Anita Denise Baker (born January 26, 1958) is an American singer-songwriter. Starting her career in the late-1970s with the funk band Chapter 8, Baker eventually released her first solo album, The Songstress, in 1983.
In 1986, she rose to stardom following the release of her platinum-selling second album, Rapture, which included the Grammy-winning single “Sweet Love”. To date, Baker has won eight Grammy Awards and has five platinum albums and one gold album to her credit. Baker’s vocal range is contralto.
Anita Baker was born on January 26, 1958 in Toledo, Ohio. When she was two, her mother abandoned her and Baker was raised by a foster family in Detroit, Michigan.
When Baker was twelve, her foster parents died and her foster sister raised her afterwards. By the time Baker was sixteen, she began singing R&B at Detroit nightclubs. After one performance, she was discovered by bandleader David Washington, who gave her a card to audition for the funk band, Chapter 8.
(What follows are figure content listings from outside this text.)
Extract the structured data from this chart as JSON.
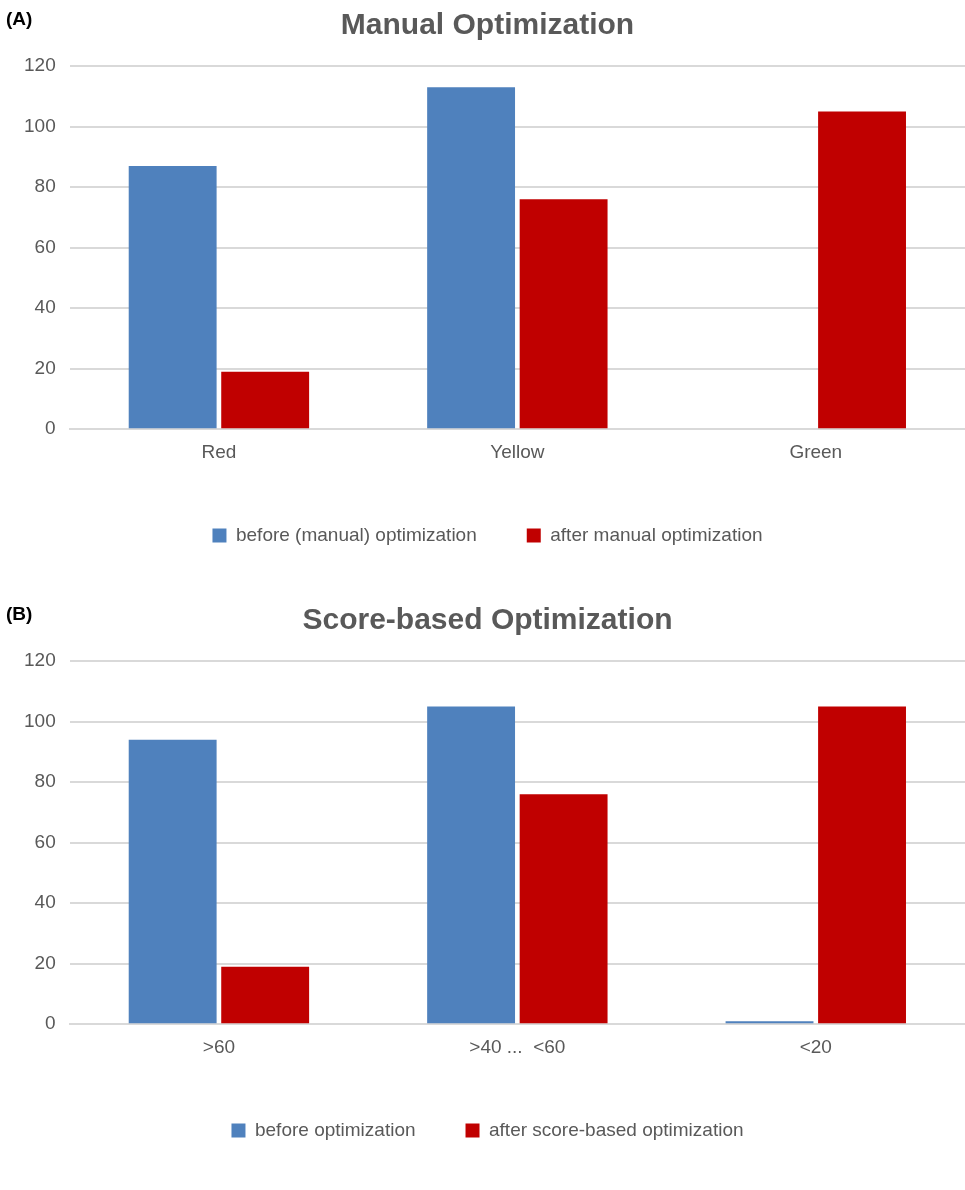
{
  "chart_data": [
    {
      "type": "bar",
      "title": "Manual Optimization",
      "annotations": [
        "(A)"
      ],
      "categories": [
        "Red",
        "Yellow",
        "Green"
      ],
      "series": [
        {
          "name": "before (manual) optimization",
          "color": "#4f81bd",
          "values": [
            87,
            113,
            0
          ]
        },
        {
          "name": "after manual optimization",
          "color": "#c00000",
          "values": [
            19,
            76,
            105
          ]
        }
      ],
      "ylim": [
        0,
        120
      ],
      "yticks": [
        0,
        20,
        40,
        60,
        80,
        100,
        120
      ],
      "grid": "y",
      "legend": "bottom"
    },
    {
      "type": "bar",
      "title": "Score-based Optimization",
      "annotations": [
        "(B)"
      ],
      "categories": [
        ">60",
        ">40 ...  <60",
        "<20"
      ],
      "series": [
        {
          "name": "before optimization",
          "color": "#4f81bd",
          "values": [
            94,
            105,
            1
          ]
        },
        {
          "name": "after score-based optimization",
          "color": "#c00000",
          "values": [
            19,
            76,
            105
          ]
        }
      ],
      "ylim": [
        0,
        120
      ],
      "yticks": [
        0,
        20,
        40,
        60,
        80,
        100,
        120
      ],
      "grid": "y",
      "legend": "bottom"
    }
  ]
}
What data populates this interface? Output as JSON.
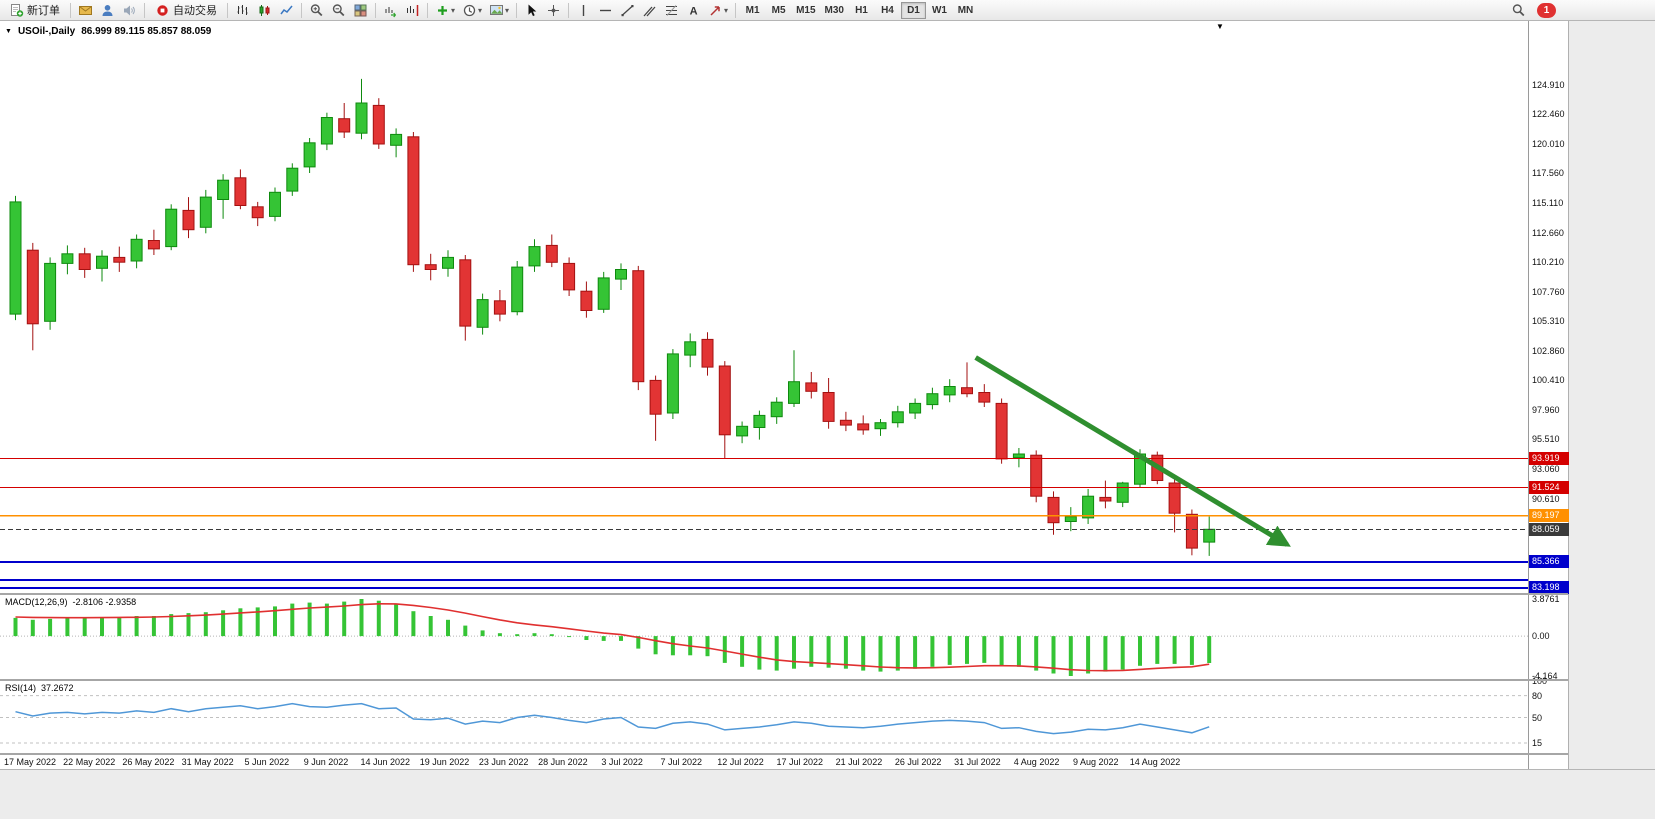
{
  "toolbar": {
    "new_order": "新订单",
    "auto_trading": "自动交易",
    "text_tool_glyph": "A",
    "timeframes": [
      "M1",
      "M5",
      "M15",
      "M30",
      "H1",
      "H4",
      "D1",
      "W1",
      "MN"
    ],
    "active_timeframe": "D1",
    "notification_badge": "1"
  },
  "chart_header": {
    "collapse_arrow": "▼",
    "scroll_marker": "▼",
    "symbol_period": "USOil-,Daily",
    "ohlc": "86.999 89.115 85.857 88.059"
  },
  "chart_data": {
    "type": "candlestick",
    "symbol": "USOil",
    "period": "Daily",
    "last_ohlc": {
      "open": 86.999,
      "high": 89.115,
      "low": 85.857,
      "close": 88.059
    },
    "price_axis_labels": [
      "124.910",
      "122.460",
      "120.010",
      "117.560",
      "115.110",
      "112.660",
      "110.210",
      "107.760",
      "105.310",
      "102.860",
      "100.410",
      "97.960",
      "95.510",
      "93.060",
      "90.610"
    ],
    "date_labels": [
      "17 May 2022",
      "22 May 2022",
      "26 May 2022",
      "31 May 2022",
      "5 Jun 2022",
      "9 Jun 2022",
      "14 Jun 2022",
      "19 Jun 2022",
      "23 Jun 2022",
      "28 Jun 2022",
      "3 Jul 2022",
      "7 Jul 2022",
      "12 Jul 2022",
      "17 Jul 2022",
      "21 Jul 2022",
      "26 Jul 2022",
      "31 Jul 2022",
      "4 Aug 2022",
      "9 Aug 2022",
      "14 Aug 2022"
    ],
    "candles": [
      [
        105.9,
        115.7,
        105.4,
        115.2
      ],
      [
        111.2,
        111.8,
        102.9,
        105.1
      ],
      [
        105.3,
        110.6,
        104.6,
        110.1
      ],
      [
        110.1,
        111.6,
        109.2,
        110.9
      ],
      [
        110.9,
        111.4,
        108.9,
        109.6
      ],
      [
        109.7,
        111.2,
        108.6,
        110.7
      ],
      [
        110.6,
        111.5,
        109.4,
        110.2
      ],
      [
        110.3,
        112.5,
        109.7,
        112.1
      ],
      [
        112.0,
        112.9,
        110.8,
        111.3
      ],
      [
        111.5,
        115.0,
        111.2,
        114.6
      ],
      [
        114.5,
        115.6,
        112.2,
        112.9
      ],
      [
        113.1,
        116.2,
        112.6,
        115.6
      ],
      [
        115.4,
        117.5,
        113.8,
        117.0
      ],
      [
        117.2,
        117.9,
        114.6,
        114.9
      ],
      [
        114.8,
        115.2,
        113.2,
        113.9
      ],
      [
        114.0,
        116.4,
        113.6,
        116.0
      ],
      [
        116.1,
        118.4,
        115.7,
        118.0
      ],
      [
        118.1,
        120.5,
        117.6,
        120.1
      ],
      [
        120.0,
        122.6,
        119.5,
        122.2
      ],
      [
        122.1,
        123.4,
        120.5,
        121.0
      ],
      [
        120.9,
        125.4,
        120.4,
        123.4
      ],
      [
        123.2,
        123.8,
        119.6,
        120.0
      ],
      [
        119.9,
        121.3,
        118.9,
        120.8
      ],
      [
        120.6,
        121.0,
        109.4,
        110.0
      ],
      [
        110.0,
        110.9,
        108.7,
        109.6
      ],
      [
        109.7,
        111.2,
        109.0,
        110.6
      ],
      [
        110.4,
        110.8,
        103.7,
        104.9
      ],
      [
        104.8,
        107.6,
        104.2,
        107.1
      ],
      [
        107.0,
        107.9,
        105.3,
        105.9
      ],
      [
        106.1,
        110.3,
        105.8,
        109.8
      ],
      [
        109.9,
        112.1,
        109.4,
        111.5
      ],
      [
        111.6,
        112.5,
        109.8,
        110.2
      ],
      [
        110.1,
        110.6,
        107.4,
        107.9
      ],
      [
        107.8,
        108.6,
        105.6,
        106.2
      ],
      [
        106.3,
        109.4,
        106.0,
        108.9
      ],
      [
        108.8,
        110.1,
        107.9,
        109.6
      ],
      [
        109.5,
        109.9,
        99.6,
        100.3
      ],
      [
        100.4,
        100.8,
        95.4,
        97.6
      ],
      [
        97.7,
        103.0,
        97.2,
        102.6
      ],
      [
        102.5,
        104.3,
        101.5,
        103.6
      ],
      [
        103.8,
        104.4,
        100.8,
        101.5
      ],
      [
        101.6,
        102.0,
        93.9,
        95.9
      ],
      [
        95.8,
        97.0,
        95.2,
        96.6
      ],
      [
        96.5,
        97.9,
        95.5,
        97.5
      ],
      [
        97.4,
        99.0,
        96.8,
        98.6
      ],
      [
        98.5,
        102.9,
        98.2,
        100.3
      ],
      [
        100.2,
        101.1,
        98.9,
        99.5
      ],
      [
        99.4,
        100.6,
        96.4,
        97.0
      ],
      [
        97.1,
        97.8,
        96.2,
        96.7
      ],
      [
        96.8,
        97.5,
        95.9,
        96.3
      ],
      [
        96.4,
        97.2,
        95.8,
        96.9
      ],
      [
        96.9,
        98.3,
        96.5,
        97.8
      ],
      [
        97.7,
        98.9,
        97.2,
        98.5
      ],
      [
        98.4,
        99.8,
        98.0,
        99.3
      ],
      [
        99.2,
        100.5,
        98.6,
        99.9
      ],
      [
        99.8,
        101.9,
        99.0,
        99.3
      ],
      [
        99.4,
        100.1,
        98.2,
        98.6
      ],
      [
        98.5,
        98.9,
        93.5,
        93.9
      ],
      [
        94.0,
        94.8,
        93.2,
        94.3
      ],
      [
        94.2,
        94.6,
        90.3,
        90.8
      ],
      [
        90.7,
        91.2,
        87.6,
        88.6
      ],
      [
        88.7,
        89.9,
        87.9,
        89.1
      ],
      [
        89.0,
        91.4,
        88.5,
        90.8
      ],
      [
        90.7,
        92.1,
        89.8,
        90.4
      ],
      [
        90.3,
        92.0,
        89.9,
        91.9
      ],
      [
        91.8,
        94.7,
        91.5,
        94.3
      ],
      [
        94.2,
        94.5,
        91.8,
        92.1
      ],
      [
        91.9,
        92.3,
        87.8,
        89.4
      ],
      [
        89.3,
        89.7,
        85.9,
        86.5
      ],
      [
        86.999,
        89.115,
        85.857,
        88.059
      ]
    ],
    "hlines": [
      {
        "price": 93.919,
        "label": "93.919",
        "color": "#d40000",
        "width": 1.2
      },
      {
        "price": 91.524,
        "label": "91.524",
        "color": "#d40000",
        "width": 1.2
      },
      {
        "price": 89.197,
        "label": "89.197",
        "color": "#ff9000",
        "width": 1.5
      },
      {
        "price": 88.059,
        "label": "88.059",
        "color": "#3a3a3a",
        "width": 1,
        "dashed": true
      },
      {
        "price": 85.366,
        "label": "85.366",
        "color": "#0000cc",
        "width": 2
      },
      {
        "price": 83.85,
        "label": "",
        "color": "#0000cc",
        "width": 2
      },
      {
        "price": 83.198,
        "label": "83.198",
        "color": "#0000cc",
        "width": 2
      }
    ],
    "trend_arrow": {
      "from_index": 56.5,
      "from_price": 102.3,
      "to_index": 74.5,
      "to_price": 86.8
    },
    "colors": {
      "bull": "#35c435",
      "bull_border": "#0e8a0e",
      "bear": "#e23434",
      "bear_border": "#a31111",
      "macd_hist": "#35c435",
      "macd_signal": "#e03030",
      "rsi_line": "#4f97d7",
      "arrow": "#2f8f2f",
      "level_red": "#d40000",
      "level_orange": "#ff9000",
      "level_blue": "#0000cc"
    },
    "macd": {
      "name": "MACD(12,26,9)",
      "values_text": "-2.8106 -2.9358",
      "axis_labels": [
        "3.8761",
        "0.00",
        "-4.164"
      ],
      "max": 3.8761,
      "min": -4.164,
      "histogram": [
        1.9,
        1.7,
        1.8,
        1.9,
        1.9,
        2.0,
        2.0,
        2.1,
        2.1,
        2.3,
        2.4,
        2.5,
        2.7,
        2.9,
        3.0,
        3.1,
        3.4,
        3.5,
        3.4,
        3.6,
        3.8761,
        3.7,
        3.3,
        2.6,
        2.1,
        1.7,
        1.1,
        0.6,
        0.3,
        0.2,
        0.3,
        0.2,
        -0.1,
        -0.4,
        -0.5,
        -0.5,
        -1.3,
        -1.9,
        -2.0,
        -2.0,
        -2.1,
        -2.8,
        -3.2,
        -3.5,
        -3.6,
        -3.4,
        -3.2,
        -3.3,
        -3.4,
        -3.6,
        -3.7,
        -3.6,
        -3.4,
        -3.2,
        -3.0,
        -2.9,
        -2.8,
        -3.1,
        -3.2,
        -3.6,
        -3.9,
        -4.164,
        -3.9,
        -3.7,
        -3.5,
        -3.1,
        -2.9,
        -2.9,
        -3.0,
        -2.8106
      ],
      "signal": [
        2.0,
        1.95,
        1.93,
        1.92,
        1.92,
        1.93,
        1.95,
        1.97,
        2.0,
        2.05,
        2.12,
        2.2,
        2.3,
        2.42,
        2.53,
        2.65,
        2.8,
        2.94,
        3.03,
        3.14,
        3.29,
        3.37,
        3.36,
        3.21,
        2.99,
        2.73,
        2.4,
        2.04,
        1.69,
        1.39,
        1.17,
        0.98,
        0.76,
        0.53,
        0.32,
        0.16,
        -0.13,
        -0.48,
        -0.79,
        -1.03,
        -1.24,
        -1.55,
        -1.88,
        -2.2,
        -2.48,
        -2.66,
        -2.77,
        -2.87,
        -2.98,
        -3.1,
        -3.22,
        -3.3,
        -3.32,
        -3.3,
        -3.24,
        -3.17,
        -3.09,
        -3.09,
        -3.11,
        -3.21,
        -3.35,
        -3.51,
        -3.59,
        -3.61,
        -3.58,
        -3.48,
        -3.36,
        -3.27,
        -3.2,
        -2.9358
      ]
    },
    "rsi": {
      "name": "RSI(14)",
      "value_text": "37.2672",
      "axis_labels": [
        {
          "v": 100,
          "t": "100"
        },
        {
          "v": 80,
          "t": "80"
        },
        {
          "v": 50,
          "t": "50"
        },
        {
          "v": 15,
          "t": "15"
        }
      ],
      "levels": [
        80,
        50,
        15
      ],
      "values": [
        58,
        52,
        56,
        57,
        55,
        57,
        56,
        59,
        57,
        62,
        58,
        62,
        64,
        66,
        62,
        65,
        69,
        65,
        64,
        67,
        69,
        62,
        63,
        48,
        47,
        49,
        41,
        45,
        43,
        50,
        53,
        50,
        46,
        43,
        48,
        50,
        37,
        35,
        42,
        44,
        41,
        33,
        35,
        37,
        40,
        44,
        42,
        38,
        37,
        36,
        38,
        41,
        43,
        45,
        46,
        45,
        43,
        35,
        36,
        31,
        28,
        30,
        34,
        33,
        36,
        41,
        37,
        33,
        29,
        37.2672
      ]
    }
  }
}
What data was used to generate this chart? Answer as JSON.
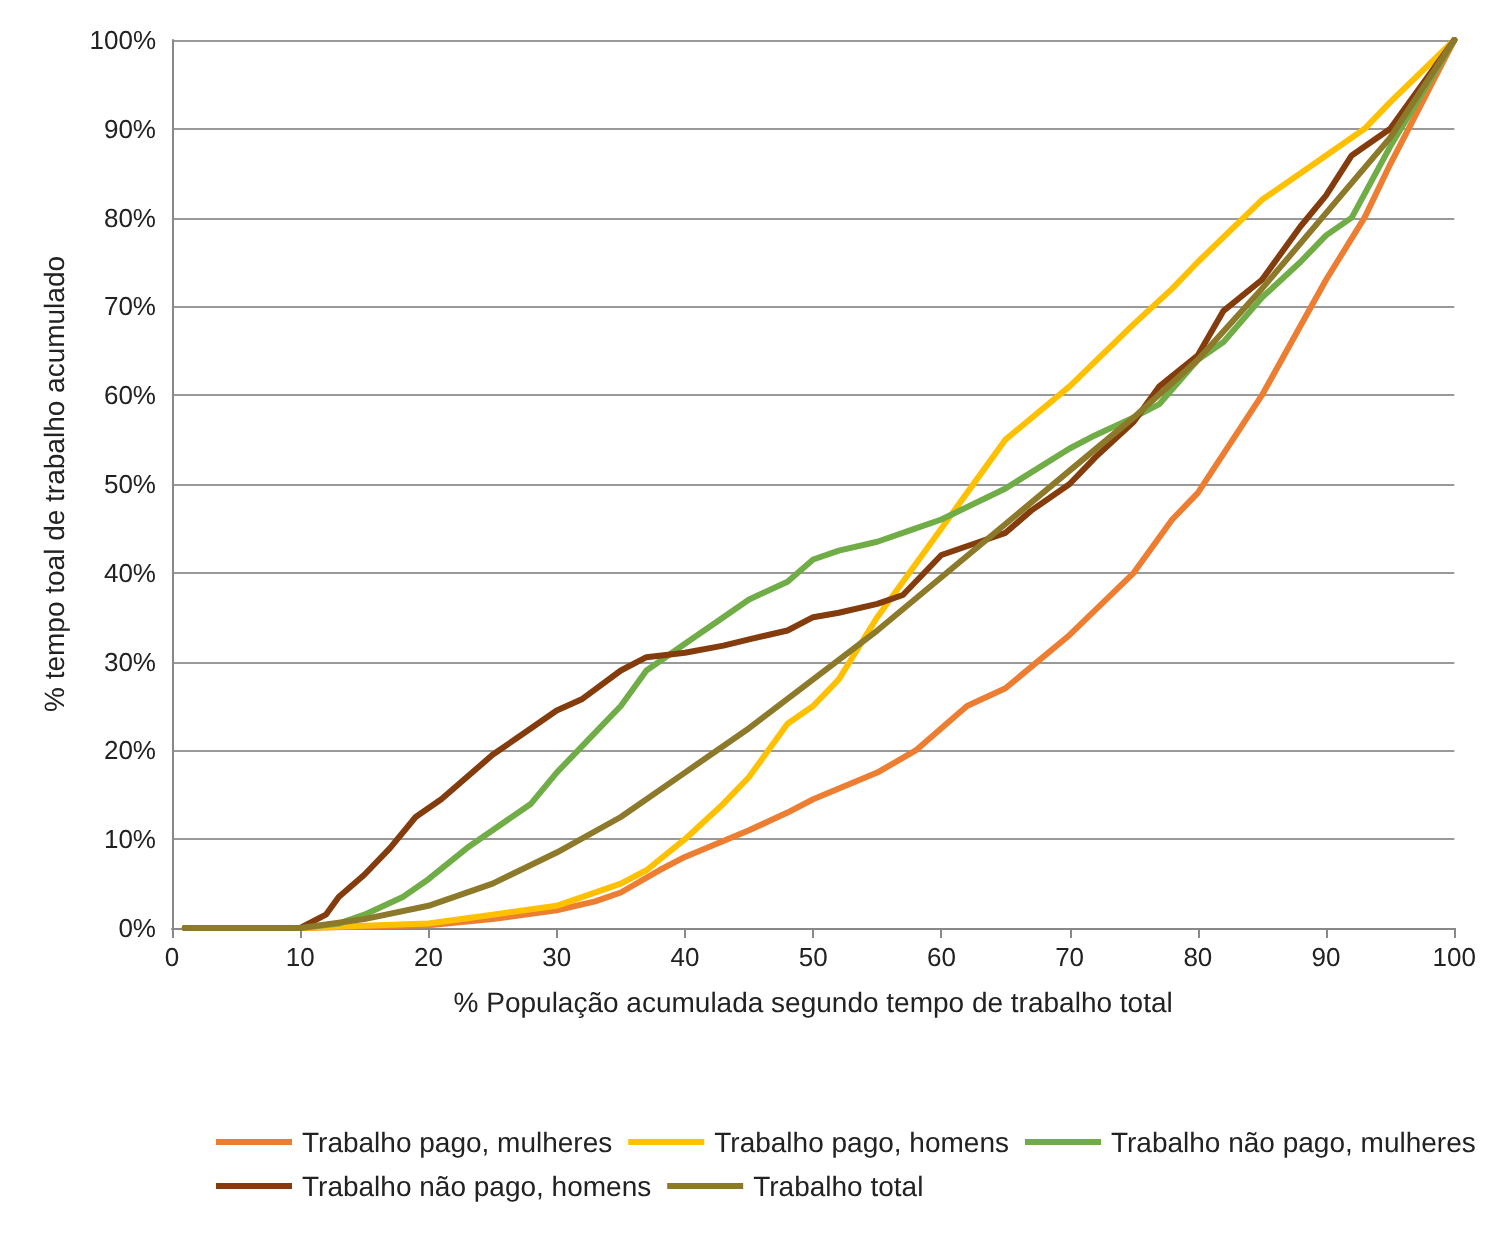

Baker joined the group in 1975 and the group toured relentlessly until securing a deal with Ariola Records in 1979. The group’s first album, Chapter 8, was released that year and featured the singles “Ready for Your Love”, a duet between Baker and band mate Gerald Lyles, and the Baker-led “I Just Want to Be Your Girl”.
After Ariola was bought out by Arista Records in 1979, Chapter 8 was dropped by the label who were convinced that Baker, as the group’s lead singer, didn’t have “star potential”.
Baker returned to Detroit and became a waitress and a receptionist of a law firm. In 1982, Otis Smith, a former associate of Ariola, called Baker and convinced her to start a solo career under his Beverly Glen label. Baker eventually signed with the company, releasing her debut solo album, The Songstress, in 1983.
The album produced four singles: “No More Tears” and its B-side, “Will You Be Mine”, “Angel” and “You’re the Best Thing Yet”. “Angel” became Baker’s first top ten single, reaching number five on the R&B charts in late 1983. “You’re the Best Thing Yet” followed it in the R&B top 40 early the following year. Despite this early success, Baker later complained that she hadn’t received any royalties from the work. In addition, the label delayed work on Baker’s follow-up of The Songstress.
By 1984, Baker sought to leave the label after two years, but was sued by Smith for breach of contract in 1985. After months in court debating the matter, it was concluded that Baker should be allowed to record for other labels, resulting in winning the case against Smith.
Baker eventually signed with the Warner Music Group-associated label, Elektra Records, in 1985 and began working on her next album. Her Elektra contract allowed the singer to have creative control and produce her own music, something she wasn’t allowed to do at Beverly Glen.
Baker eventually picked her old Chapter 8 band mate, songwriter and producer Michael J. Powell to work with her on her first Elektra album, though label execs were initially unhappy with her choice of Powell over more established producers.